Hushed is only $4.99 a month for UNLIMITED calling, so I could have spent hours on the phone saying “No, I miss you more” and being adorable/annoying.

Mistake #2: Texting (way too much) in another country

Keep in mind, this was before I had an iPhone, so sending free messages over iMessage wasn’t an option. I was sending regular ol’ SMS texts — lots of them! — and also receiving a ton of texts from my boyfriend.

Every single time we texted, it cost me.

My phone carrier back home would make sure the texts went through correctly, from Canada to Florida, and then they said ‘Hey, you know what this lovely young couple needs? Lots and lots of extra charges on their next bill.’

🙄 🙄 🙄

What I should have done instead

Since there’s no way I would have STOPPED sending sweet little ‘Miss you’ texts to my boyfriend, I should have figured out a way to text without it costing me a freaking fortune.

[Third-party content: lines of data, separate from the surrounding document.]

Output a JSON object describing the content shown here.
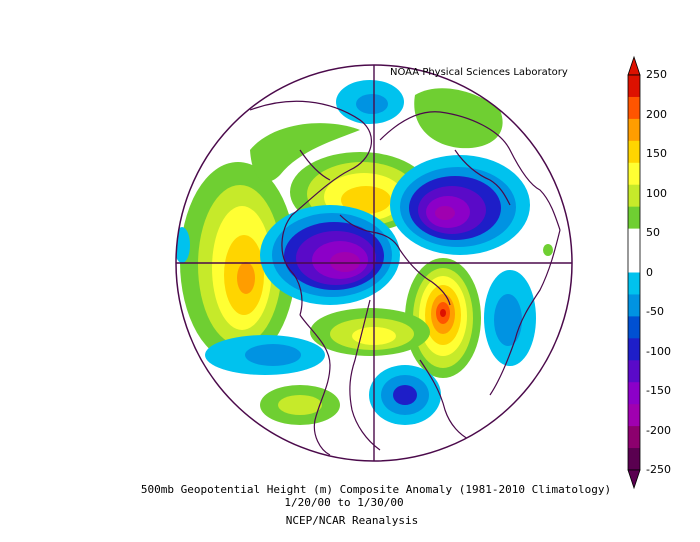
{
  "credit": "NOAA Physical Sciences Laboratory",
  "caption": {
    "title": "500mb Geopotential Height (m) Composite Anomaly (1981-2010 Climatology)",
    "dates": "1/20/00  to 1/30/00",
    "source": "NCEP/NCAR Reanalysis"
  },
  "colorbar": {
    "labels": [
      "250",
      "200",
      "150",
      "100",
      "50",
      "0",
      "-50",
      "-100",
      "-150",
      "-200",
      "-250"
    ],
    "colors": [
      "#dd1100",
      "#ff5500",
      "#ff9d00",
      "#ffd500",
      "#ffff33",
      "#c6ea2a",
      "#6fcf32",
      "#ffffff",
      "#ffffff",
      "#00c2ee",
      "#0093e2",
      "#0050d2",
      "#1e1ec8",
      "#5a0ac8",
      "#8c00c8",
      "#a000b0",
      "#8c006e",
      "#5a0050"
    ]
  },
  "map_features": {
    "anomalies": [
      {
        "name": "west-pacific-positive",
        "value": 150,
        "sign": "positive"
      },
      {
        "name": "west-europe-positive",
        "value": 150,
        "sign": "positive"
      },
      {
        "name": "atlantic-positive",
        "value": 240,
        "sign": "positive"
      },
      {
        "name": "north-america-positive",
        "value": 150,
        "sign": "positive"
      },
      {
        "name": "eastern-asia-negative",
        "value": -220,
        "sign": "negative"
      },
      {
        "name": "eurasia-negative",
        "value": -200,
        "sign": "negative"
      },
      {
        "name": "central-asia-negative",
        "value": -130,
        "sign": "negative"
      },
      {
        "name": "east-pacific-negative",
        "value": -120,
        "sign": "negative"
      },
      {
        "name": "gulf-negative",
        "value": -110,
        "sign": "negative"
      },
      {
        "name": "arctic-negative",
        "value": -70,
        "sign": "negative"
      }
    ]
  }
}
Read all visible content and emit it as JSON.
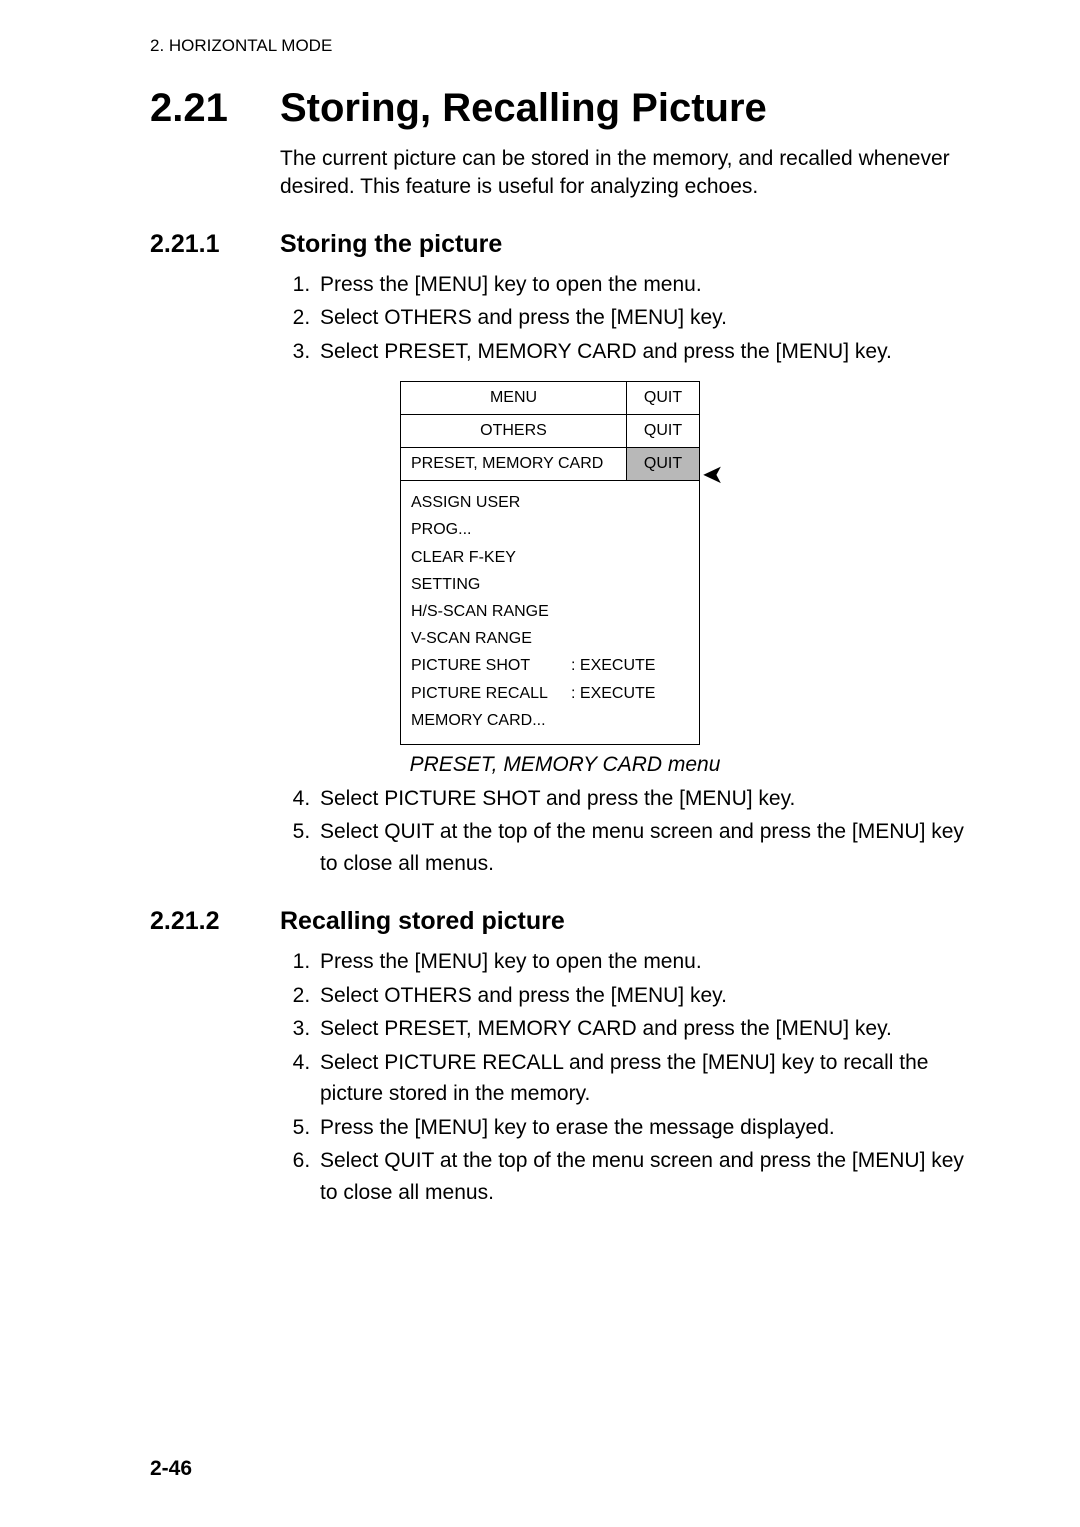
{
  "running_header": "2. HORIZONTAL MODE",
  "section": {
    "number": "2.21",
    "title": "Storing, Recalling Picture",
    "intro": "The current picture can be stored in the memory, and recalled whenever desired. This feature is useful for analyzing echoes."
  },
  "sub1": {
    "number": "2.21.1",
    "title": "Storing the picture",
    "steps": [
      "Press the [MENU] key to open the menu.",
      "Select OTHERS and press the [MENU] key.",
      "Select PRESET, MEMORY CARD and press the [MENU] key."
    ],
    "steps_after": [
      "Select PICTURE SHOT and press the [MENU] key.",
      "Select QUIT at the top of the menu screen and press the [MENU] key to close all menus."
    ]
  },
  "menu": {
    "rows": [
      {
        "left": "MENU",
        "right": "QUIT",
        "hl": false,
        "align": "center"
      },
      {
        "left": "OTHERS",
        "right": "QUIT",
        "hl": false,
        "align": "center"
      },
      {
        "left": "PRESET, MEMORY CARD",
        "right": "QUIT",
        "hl": true,
        "align": "left"
      }
    ],
    "body_lines": [
      {
        "k": "ASSIGN USER PROG...",
        "v": ""
      },
      {
        "k": "CLEAR F-KEY SETTING",
        "v": ""
      },
      {
        "k": "H/S-SCAN RANGE",
        "v": ""
      },
      {
        "k": "V-SCAN RANGE",
        "v": ""
      },
      {
        "k": "PICTURE SHOT",
        "v": ": EXECUTE"
      },
      {
        "k": "PICTURE RECALL",
        "v": ": EXECUTE"
      },
      {
        "k": "MEMORY CARD...",
        "v": ""
      }
    ],
    "caption": "PRESET, MEMORY CARD menu",
    "cursor_glyph": "➤"
  },
  "sub2": {
    "number": "2.21.2",
    "title": "Recalling stored picture",
    "steps": [
      "Press the [MENU] key to open the menu.",
      "Select OTHERS and press the [MENU] key.",
      "Select PRESET, MEMORY CARD and press the [MENU] key.",
      "Select PICTURE RECALL and press the [MENU] key to recall the picture stored in the memory.",
      "Press the [MENU] key to erase the message displayed.",
      "Select QUIT at the top of the menu screen and press the [MENU] key to close all menus."
    ]
  },
  "footer": "2-46"
}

If I’d gotten a temporary phone number from Hushed with unlimited calling and texting ($4.99 a month), we could have texted each other a billion times a day and it wouldn’t have cost anything extra.

Mistake #3: I didn’t know what ‘roaming’ meant

Be kind. I was young! And very, very dumb about international travel.

When the plane touched down in Florida and I shuffled through the airport in my new, not-very-comfy sandals, I got a text from my carrier. It announced I was now ‘roaming.’

I didn’t understand what it meant, or that I’d be charged roaming fees, and ignored it. 😐

Since I was constantly on my phone at home, I didn’t do anything differently on vacation. I used data constantly to look up restaurants, check open hours, and figure out which malls had a Charlotte Russe store (gimme alllll the cute sundresses).

Every time I opened the little internet browser on my crappy bejewelled phone, I was charged for the data I used. And using your mobile data plan from home in another country? Seriously, so so so expensive. 0/10, do not recommend.

What I should have done instead

The smart thing to do would have been to install a United States eSIM (digital SIM card) before I left Canada. Data’s super cheap ($4.50/week) and I wouldn’t have had to worry about roaming fees on my next phone bill.

My U.S. data would have powered all the apps I needed, including Hushed, so I’d be able to call and text with my boyfriend on my temporary phone number for the week.

I also would have also toggled off my primary SIM, just to be safe. (Ah, hindsight is 20/20 — just like those $20 sundresses I stocked up on at Charlotte Russe.)

TLDR; How to avoid roaming fees on vacation

Don’t do what I did, and use your phone on vacation without having a flipping clue. (Phone bill trauma is real, and it will stick to you like sand on your shiny, sunscreen-gooped legs.)

1. Decide what the heck you’re doing.

How will you be using your phone? Do you need to have your regular number working, or no? Are you okay with waiting to use your phone until there’s Wi-Fi available?

2. Install an eSIM for affordable data.

If you download the free aloSIM app, you can pick whatever country/region you’ll be visiting and buy a cheap prepaid SIM. It installs right on your phone so it’s ready for your trip.

3. Deal with your primary/home SIM *before* you leave.

If you want to use your regular phone number on your trip, talk to your carrier and ask how much they’ll charge for calls and texts. (Literally what I should have done, ugh.) Then toggle Data Roaming OFF so you can’t use that SIM for any data.

If you don’t want to keep your regular number active, you can toggle that sucker off entirely. No calls, no texts, no data, and NO ROAMING FEES. 🙏

4. Use a cheap internet phone number.

Cool kids already know this, but most aloSIM data packages come with a free international phone number from Hushed. If you aren’t using aloSIM, then consider using the free Hushed app. You can get a temporary phone number starting at just $2.99, and cancel it after your trip.

You know what they say. ‘Fool me once, shame on you. Fool me twice, shame on me.’ Well, I’m happy to report that I haven’t paid any roaming fees since I pulled my head out of the sand (literally — it was Florida) and learned how to actually use my phone on vacation.